Als der Müller Renés Stimme hörte, hielt er sein Pferd an und richtete das unbedeckte Auge auf den Sprechenden.

»Kamerad«, sagte René, »hast du Durst?« Und er zeigte ihm die Flasche. »Komm und trinke. Hast du Hunger?« Er zeigte ihm das Hühnchen. »Komm und iss.«

Der Mann rührte sich nicht von der Stelle.

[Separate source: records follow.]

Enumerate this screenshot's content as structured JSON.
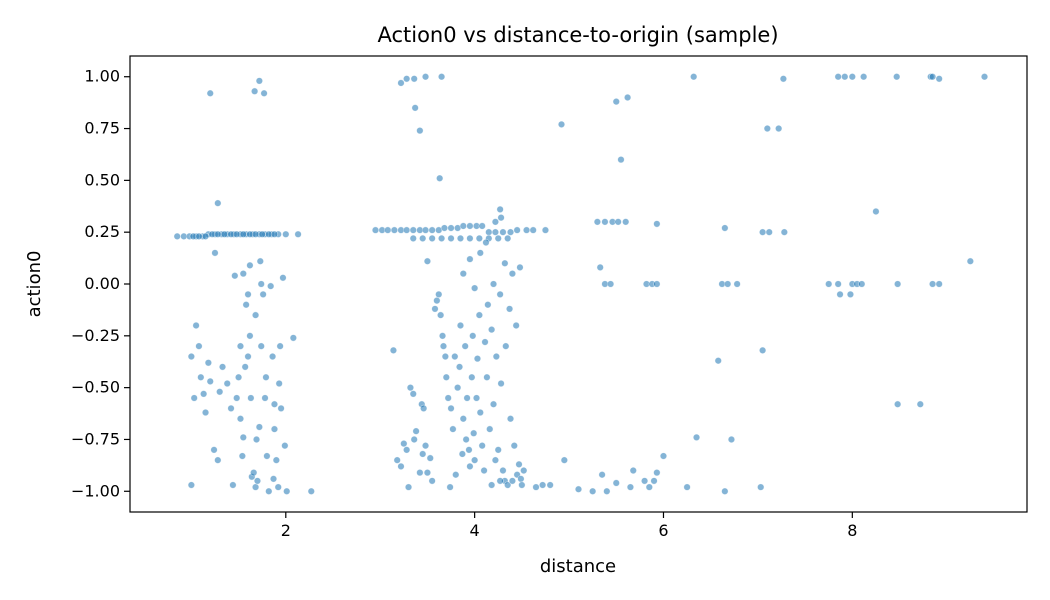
{
  "chart_data": {
    "type": "scatter",
    "title": "Action0 vs distance-to-origin (sample)",
    "xlabel": "distance",
    "ylabel": "action0",
    "xlim": [
      0.35,
      9.85
    ],
    "ylim": [
      -1.1,
      1.1
    ],
    "xticks": [
      2,
      4,
      6,
      8
    ],
    "yticks": [
      -1.0,
      -0.75,
      -0.5,
      -0.25,
      0.0,
      0.25,
      0.5,
      0.75,
      1.0
    ],
    "xtick_labels": [
      "2",
      "4",
      "6",
      "8"
    ],
    "ytick_labels": [
      "−1.00",
      "−0.75",
      "−0.50",
      "−0.25",
      "0.00",
      "0.25",
      "0.50",
      "0.75",
      "1.00"
    ],
    "grid": false,
    "legend": "none",
    "colors": {
      "marker_fill": "#1f77b4",
      "marker_edge": "#ffffff",
      "axes": "#000000"
    },
    "marker_alpha": 0.55,
    "series": [
      {
        "points": [
          [
            1.2,
            0.92
          ],
          [
            1.72,
            0.98
          ],
          [
            1.77,
            0.92
          ],
          [
            1.67,
            0.93
          ],
          [
            1.28,
            0.39
          ],
          [
            1.05,
            -0.2
          ],
          [
            1.0,
            -0.35
          ],
          [
            1.03,
            -0.55
          ],
          [
            1.08,
            -0.3
          ],
          [
            1.1,
            -0.45
          ],
          [
            1.13,
            -0.53
          ],
          [
            1.18,
            -0.38
          ],
          [
            1.2,
            -0.47
          ],
          [
            1.24,
            -0.8
          ],
          [
            1.28,
            -0.85
          ],
          [
            1.0,
            -0.97
          ],
          [
            1.15,
            -0.62
          ],
          [
            1.33,
            -0.4
          ],
          [
            1.38,
            -0.48
          ],
          [
            1.42,
            -0.6
          ],
          [
            1.44,
            -0.97
          ],
          [
            1.48,
            -0.55
          ],
          [
            1.5,
            -0.45
          ],
          [
            1.52,
            -0.3
          ],
          [
            1.52,
            -0.65
          ],
          [
            1.55,
            -0.74
          ],
          [
            1.57,
            -0.4
          ],
          [
            1.58,
            -0.1
          ],
          [
            1.6,
            -0.05
          ],
          [
            1.62,
            -0.25
          ],
          [
            1.6,
            -0.35
          ],
          [
            1.63,
            -0.55
          ],
          [
            1.64,
            -0.93
          ],
          [
            1.66,
            -0.91
          ],
          [
            1.68,
            -0.98
          ],
          [
            1.7,
            -0.95
          ],
          [
            1.72,
            -0.69
          ],
          [
            1.74,
            -0.3
          ],
          [
            1.76,
            -0.05
          ],
          [
            1.78,
            -0.55
          ],
          [
            1.8,
            -0.83
          ],
          [
            1.82,
            -1.0
          ],
          [
            1.84,
            -0.01
          ],
          [
            1.86,
            -0.35
          ],
          [
            1.88,
            -0.7
          ],
          [
            1.9,
            -0.85
          ],
          [
            1.92,
            -0.98
          ],
          [
            1.94,
            -0.3
          ],
          [
            1.97,
            0.03
          ],
          [
            1.99,
            -0.78
          ],
          [
            2.01,
            -1.0
          ],
          [
            1.93,
            -0.48
          ],
          [
            1.88,
            -0.58
          ],
          [
            1.95,
            -0.6
          ],
          [
            1.62,
            0.09
          ],
          [
            1.73,
            0.11
          ],
          [
            1.55,
            0.05
          ],
          [
            1.46,
            0.04
          ],
          [
            1.25,
            0.15
          ],
          [
            1.69,
            -0.75
          ],
          [
            1.54,
            -0.83
          ],
          [
            1.79,
            -0.45
          ],
          [
            1.87,
            -0.94
          ],
          [
            1.3,
            -0.52
          ],
          [
            2.08,
            -0.26
          ],
          [
            2.27,
            -1.0
          ],
          [
            1.68,
            -0.15
          ],
          [
            1.74,
            0.0
          ],
          [
            0.85,
            0.23
          ],
          [
            0.92,
            0.23
          ],
          [
            0.98,
            0.23
          ],
          [
            1.05,
            0.23
          ],
          [
            1.12,
            0.23
          ],
          [
            1.18,
            0.24
          ],
          [
            1.25,
            0.24
          ],
          [
            1.32,
            0.24
          ],
          [
            1.38,
            0.24
          ],
          [
            1.45,
            0.24
          ],
          [
            1.52,
            0.24
          ],
          [
            1.58,
            0.24
          ],
          [
            1.65,
            0.24
          ],
          [
            1.72,
            0.24
          ],
          [
            1.78,
            0.24
          ],
          [
            1.85,
            0.24
          ],
          [
            1.92,
            0.24
          ],
          [
            2.0,
            0.24
          ],
          [
            2.13,
            0.24
          ],
          [
            1.02,
            0.23
          ],
          [
            1.08,
            0.23
          ],
          [
            1.15,
            0.23
          ],
          [
            1.22,
            0.24
          ],
          [
            1.28,
            0.24
          ],
          [
            1.35,
            0.24
          ],
          [
            1.42,
            0.24
          ],
          [
            1.48,
            0.24
          ],
          [
            1.55,
            0.24
          ],
          [
            1.62,
            0.24
          ],
          [
            1.68,
            0.24
          ],
          [
            1.75,
            0.24
          ],
          [
            1.82,
            0.24
          ],
          [
            1.88,
            0.24
          ],
          [
            3.22,
            0.97
          ],
          [
            3.28,
            0.99
          ],
          [
            3.37,
            0.85
          ],
          [
            3.42,
            0.74
          ],
          [
            3.36,
            0.99
          ],
          [
            3.48,
            1.0
          ],
          [
            3.65,
            1.0
          ],
          [
            3.63,
            0.51
          ],
          [
            2.95,
            0.26
          ],
          [
            3.02,
            0.26
          ],
          [
            3.08,
            0.26
          ],
          [
            3.15,
            0.26
          ],
          [
            3.22,
            0.26
          ],
          [
            3.28,
            0.26
          ],
          [
            3.35,
            0.26
          ],
          [
            3.42,
            0.26
          ],
          [
            3.48,
            0.26
          ],
          [
            3.55,
            0.26
          ],
          [
            3.62,
            0.26
          ],
          [
            3.68,
            0.27
          ],
          [
            3.75,
            0.27
          ],
          [
            3.82,
            0.27
          ],
          [
            3.88,
            0.28
          ],
          [
            3.95,
            0.28
          ],
          [
            4.02,
            0.28
          ],
          [
            4.08,
            0.28
          ],
          [
            4.15,
            0.25
          ],
          [
            4.22,
            0.25
          ],
          [
            4.3,
            0.25
          ],
          [
            4.38,
            0.25
          ],
          [
            4.45,
            0.26
          ],
          [
            4.55,
            0.26
          ],
          [
            4.62,
            0.26
          ],
          [
            4.75,
            0.26
          ],
          [
            3.35,
            0.22
          ],
          [
            3.45,
            0.22
          ],
          [
            3.55,
            0.22
          ],
          [
            3.65,
            0.22
          ],
          [
            3.75,
            0.22
          ],
          [
            3.85,
            0.22
          ],
          [
            3.95,
            0.22
          ],
          [
            4.05,
            0.22
          ],
          [
            4.15,
            0.22
          ],
          [
            4.25,
            0.22
          ],
          [
            4.35,
            0.22
          ],
          [
            3.5,
            0.11
          ],
          [
            4.28,
            0.32
          ],
          [
            4.27,
            0.36
          ],
          [
            4.22,
            0.3
          ],
          [
            3.14,
            -0.32
          ],
          [
            3.18,
            -0.85
          ],
          [
            3.22,
            -0.88
          ],
          [
            3.25,
            -0.77
          ],
          [
            3.28,
            -0.8
          ],
          [
            3.3,
            -0.98
          ],
          [
            3.32,
            -0.5
          ],
          [
            3.35,
            -0.53
          ],
          [
            3.36,
            -0.75
          ],
          [
            3.38,
            -0.71
          ],
          [
            3.42,
            -0.91
          ],
          [
            3.44,
            -0.58
          ],
          [
            3.45,
            -0.82
          ],
          [
            3.46,
            -0.6
          ],
          [
            3.48,
            -0.78
          ],
          [
            3.5,
            -0.91
          ],
          [
            3.53,
            -0.84
          ],
          [
            3.55,
            -0.95
          ],
          [
            3.58,
            -0.12
          ],
          [
            3.6,
            -0.08
          ],
          [
            3.62,
            -0.05
          ],
          [
            3.64,
            -0.15
          ],
          [
            3.66,
            -0.25
          ],
          [
            3.67,
            -0.3
          ],
          [
            3.69,
            -0.35
          ],
          [
            3.7,
            -0.45
          ],
          [
            3.72,
            -0.55
          ],
          [
            3.74,
            -0.98
          ],
          [
            3.75,
            -0.6
          ],
          [
            3.77,
            -0.7
          ],
          [
            3.79,
            -0.35
          ],
          [
            3.8,
            -0.92
          ],
          [
            3.82,
            -0.5
          ],
          [
            3.84,
            -0.4
          ],
          [
            3.85,
            -0.2
          ],
          [
            3.87,
            -0.82
          ],
          [
            3.88,
            -0.65
          ],
          [
            3.9,
            -0.3
          ],
          [
            3.91,
            -0.75
          ],
          [
            3.92,
            -0.55
          ],
          [
            3.94,
            -0.8
          ],
          [
            3.95,
            -0.88
          ],
          [
            3.97,
            -0.45
          ],
          [
            3.98,
            -0.25
          ],
          [
            3.99,
            -0.72
          ],
          [
            4.0,
            -0.85
          ],
          [
            4.02,
            -0.55
          ],
          [
            4.03,
            -0.36
          ],
          [
            4.05,
            -0.15
          ],
          [
            4.06,
            -0.62
          ],
          [
            4.08,
            -0.78
          ],
          [
            4.1,
            -0.9
          ],
          [
            4.11,
            -0.28
          ],
          [
            4.13,
            -0.45
          ],
          [
            4.14,
            -0.1
          ],
          [
            4.16,
            -0.7
          ],
          [
            4.18,
            -0.22
          ],
          [
            4.2,
            -0.58
          ],
          [
            4.22,
            -0.85
          ],
          [
            4.23,
            -0.35
          ],
          [
            4.25,
            -0.8
          ],
          [
            4.27,
            -0.05
          ],
          [
            4.28,
            -0.48
          ],
          [
            4.3,
            -0.9
          ],
          [
            4.32,
            -0.95
          ],
          [
            4.33,
            -0.3
          ],
          [
            4.35,
            -0.97
          ],
          [
            4.37,
            -0.12
          ],
          [
            4.38,
            -0.65
          ],
          [
            4.4,
            -0.95
          ],
          [
            4.42,
            -0.78
          ],
          [
            4.44,
            -0.2
          ],
          [
            4.45,
            -0.92
          ],
          [
            4.47,
            -0.87
          ],
          [
            4.49,
            -0.94
          ],
          [
            4.5,
            -0.97
          ],
          [
            4.52,
            -0.9
          ],
          [
            4.18,
            -0.97
          ],
          [
            4.27,
            -0.95
          ],
          [
            4.32,
            0.1
          ],
          [
            4.4,
            0.05
          ],
          [
            4.12,
            0.2
          ],
          [
            4.06,
            0.15
          ],
          [
            4.2,
            0.0
          ],
          [
            3.95,
            0.12
          ],
          [
            4.0,
            -0.02
          ],
          [
            3.88,
            0.05
          ],
          [
            4.48,
            0.08
          ],
          [
            4.72,
            -0.97
          ],
          [
            4.65,
            -0.98
          ],
          [
            4.8,
            -0.97
          ],
          [
            4.95,
            -0.85
          ],
          [
            5.1,
            -0.99
          ],
          [
            5.25,
            -1.0
          ],
          [
            5.35,
            -0.92
          ],
          [
            5.4,
            -1.0
          ],
          [
            5.5,
            -0.96
          ],
          [
            5.65,
            -0.98
          ],
          [
            5.68,
            -0.9
          ],
          [
            5.8,
            -0.95
          ],
          [
            5.85,
            -0.98
          ],
          [
            5.9,
            -0.95
          ],
          [
            5.93,
            -0.91
          ],
          [
            6.0,
            -0.83
          ],
          [
            6.25,
            -0.98
          ],
          [
            6.35,
            -0.74
          ],
          [
            6.65,
            -1.0
          ],
          [
            6.72,
            -0.75
          ],
          [
            7.03,
            -0.98
          ],
          [
            6.58,
            -0.37
          ],
          [
            7.05,
            -0.32
          ],
          [
            4.92,
            0.77
          ],
          [
            5.5,
            0.88
          ],
          [
            5.62,
            0.9
          ],
          [
            5.55,
            0.6
          ],
          [
            6.32,
            1.0
          ],
          [
            7.1,
            0.75
          ],
          [
            7.22,
            0.75
          ],
          [
            7.27,
            0.99
          ],
          [
            5.3,
            0.3
          ],
          [
            5.38,
            0.3
          ],
          [
            5.46,
            0.3
          ],
          [
            5.52,
            0.3
          ],
          [
            5.6,
            0.3
          ],
          [
            5.93,
            0.29
          ],
          [
            6.65,
            0.27
          ],
          [
            7.05,
            0.25
          ],
          [
            7.12,
            0.25
          ],
          [
            7.28,
            0.25
          ],
          [
            5.33,
            0.08
          ],
          [
            5.38,
            0.0
          ],
          [
            5.44,
            0.0
          ],
          [
            5.82,
            0.0
          ],
          [
            5.88,
            0.0
          ],
          [
            5.93,
            0.0
          ],
          [
            6.62,
            0.0
          ],
          [
            6.68,
            0.0
          ],
          [
            6.78,
            0.0
          ],
          [
            7.75,
            0.0
          ],
          [
            7.85,
            0.0
          ],
          [
            8.0,
            0.0
          ],
          [
            8.05,
            0.0
          ],
          [
            8.1,
            0.0
          ],
          [
            8.48,
            0.0
          ],
          [
            8.85,
            0.0
          ],
          [
            8.92,
            0.0
          ],
          [
            7.87,
            -0.05
          ],
          [
            7.98,
            -0.05
          ],
          [
            8.25,
            0.35
          ],
          [
            9.25,
            0.11
          ],
          [
            7.85,
            1.0
          ],
          [
            7.92,
            1.0
          ],
          [
            8.0,
            1.0
          ],
          [
            8.12,
            1.0
          ],
          [
            8.47,
            1.0
          ],
          [
            8.83,
            1.0
          ],
          [
            8.85,
            1.0
          ],
          [
            8.92,
            0.99
          ],
          [
            9.4,
            1.0
          ],
          [
            8.48,
            -0.58
          ],
          [
            8.72,
            -0.58
          ]
        ]
      }
    ]
  }
}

»Sie kennen mich nicht«, sagte er.

»Aber du«, sagte René, »kennst mich. Du weißt, dass ich ein französischer Soldat bin. Du wirst mir sagen, welchen der drei Wege ich nehmen muss, um zur Armee zu gelangen, und dann sind wir quitt; aber wenn du dir ein paar Louisdors verdienen willst, umso besser, dann kannst du mir als Führer dienen.«

»Ich bin weder hungrig noch durstig«, erwiderte der Mann, »aber ich will Ihnen als Führer dienen.«

»Sehr gut.«

Der Bauer blieb auf seinem Pferd sitzen.

René beendete seine Mahlzeit; dann packte er die Weinflasche, das Brot und die übrig gebliebene Hälfte des Hühnchens zusammen, steckte sich die Pistolen in den Gürtel, hängte seinen Stutzen an den Sattel, legte die Reste seiner Mahlzeit für den nächstbesten Hungrigen an den Wegesrand, sprang auf sein Pferd und reichte dem Bauern einen Louisdor mit den Worten: »Reiten Sie voraus, hier ist Ihr Lohn.«

»Danke«, erwiderte der andere, »wenn Sie mit mir zufrieden sind, werden Sie mich nach getaner Arbeit entlohnen.«

Der Bauer ritt voraus, René folgte.

Obwohl der Klepper des Bauern jämmerlich aussah, schlug er einen munteren Trab an, dessen Geschwindigkeit René zusagte, denn seine Reise würde durch den Führer keine Verzögerung erleiden.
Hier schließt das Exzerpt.